The balance of margin financing and securities lending in the two cities totaled 1,696.709 billion yuan, an increase of 5.806 billion yuan from the previous trading day.

  From the perspective of the north-south capital flow of Shanghai-Shenzhen-Hong Kong Stock Connect, as of press time, the net inflow of northbound capital is 11.445 billion yuan, of which the net inflow of Shanghai Stock Connect is 8.655 billion yuan, the balance of funds on the day is 43.345 billion yuan, and the net inflow of Shenzhen Stock Connect is 2.79 billion yuan. The balance was 49.21 billion yuan; the net inflow of southbound funds was 5.298 billion yuan, of which the Shanghai-Hong Kong Stock Connect net inflow was 2.135 billion yuan, the day’s fund balance was 39.865 billion yuan, the Shenzhen-Hong Kong Stock Connect net inflow was 3.163 billion yuan, and the day’s fund balance was 38.837 billion yuan.

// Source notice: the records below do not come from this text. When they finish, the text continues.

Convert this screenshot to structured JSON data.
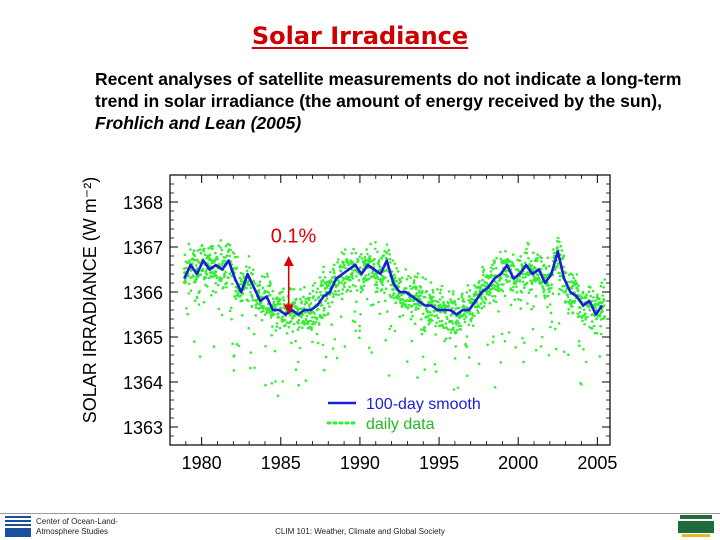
{
  "slide": {
    "title": "Solar Irradiance",
    "body_main": "Recent analyses of satellite measurements do not indicate a long-term trend in solar irradiance (the amount of energy received by the sun), ",
    "body_citation": "Frohlich and Lean (2005)"
  },
  "footer": {
    "org_line1": "Center of Ocean-Land-",
    "org_line2": "Atmosphere Studies",
    "course": "CLIM 101: Weather, Climate and Global Society",
    "left_logo": "cola-logo",
    "right_logo": "mason-logo"
  },
  "colors": {
    "title": "#cc0000",
    "smooth": "#1c1ce0",
    "daily": "#33ee33",
    "arrow": "#dd0000"
  },
  "chart_data": {
    "type": "line",
    "ylabel": "SOLAR IRRADIANCE (W m⁻²)",
    "xlabel": "",
    "xlim": [
      1978,
      2005.8
    ],
    "ylim": [
      1362.6,
      1368.6
    ],
    "x_ticks": [
      1980,
      1985,
      1990,
      1995,
      2000,
      2005
    ],
    "y_ticks": [
      1363,
      1364,
      1365,
      1366,
      1367,
      1368
    ],
    "grid": false,
    "legend_position": "bottom-right",
    "annotations": [
      {
        "text": "0.1%",
        "x": 1985.5,
        "y_from": 1365.5,
        "y_to": 1366.8
      }
    ],
    "series": [
      {
        "name": "100-day smooth",
        "style": "solid",
        "x": [
          1978.9,
          1979.3,
          1979.7,
          1980.1,
          1980.5,
          1980.9,
          1981.3,
          1981.7,
          1982.1,
          1982.5,
          1982.9,
          1983.3,
          1983.7,
          1984.1,
          1984.5,
          1984.9,
          1985.3,
          1985.7,
          1986.1,
          1986.5,
          1986.9,
          1987.3,
          1987.7,
          1988.1,
          1988.5,
          1988.9,
          1989.3,
          1989.7,
          1990.1,
          1990.5,
          1990.9,
          1991.3,
          1991.7,
          1992.1,
          1992.5,
          1992.9,
          1993.3,
          1993.7,
          1994.1,
          1994.5,
          1994.9,
          1995.3,
          1995.7,
          1996.1,
          1996.5,
          1996.9,
          1997.3,
          1997.7,
          1998.1,
          1998.5,
          1998.9,
          1999.3,
          1999.7,
          2000.1,
          2000.5,
          2000.9,
          2001.3,
          2001.7,
          2002.1,
          2002.5,
          2002.9,
          2003.3,
          2003.7,
          2004.1,
          2004.5,
          2004.9,
          2005.3
        ],
        "values": [
          1366.3,
          1366.6,
          1366.4,
          1366.7,
          1366.5,
          1366.6,
          1366.5,
          1366.7,
          1366.3,
          1366.0,
          1366.4,
          1366.1,
          1365.8,
          1365.9,
          1365.6,
          1365.6,
          1365.5,
          1365.6,
          1365.5,
          1365.6,
          1365.6,
          1365.7,
          1365.9,
          1366.0,
          1366.3,
          1366.4,
          1366.5,
          1366.6,
          1366.4,
          1366.6,
          1366.5,
          1366.4,
          1366.7,
          1366.2,
          1366.0,
          1366.0,
          1365.9,
          1365.8,
          1365.7,
          1365.7,
          1365.6,
          1365.6,
          1365.6,
          1365.5,
          1365.6,
          1365.6,
          1365.8,
          1366.0,
          1366.1,
          1366.3,
          1366.4,
          1366.6,
          1366.3,
          1366.4,
          1366.6,
          1366.4,
          1366.5,
          1366.2,
          1366.4,
          1366.9,
          1366.3,
          1366.0,
          1365.9,
          1365.7,
          1365.8,
          1365.5,
          1365.7
        ]
      },
      {
        "name": "daily data",
        "style": "dotted",
        "points": "generated around 100-day smooth"
      }
    ]
  }
}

  Dongguan Securities pointed out that from the market environment, economic data has been released one after another, showing that the domestic economy is operating smoothly, domestic commodity prices have dropped significantly, short-term inflationary pressures have eased, and the net inflow of northbound funds has continued, and industrial funds have been reduced from previous holdings. In order to increase holdings, support the market capital.

Generally speaking, the recent market turbulence has been repeated, but the overall trend is still showing a strong pattern. In the short term, under the continuous promotion of policies, inflation expectations are expected to continue to cool down.

It is recommended to pay attention to industry opportunities such as finance, food and beverage, chemicals, medicine, home appliances, automobiles, and TMT.

(Zhongxin Jingwei APP)

(The opinions in the article are for reference only and do not constitute investment advice. Investment is risky, and you must be cautious when entering the market.)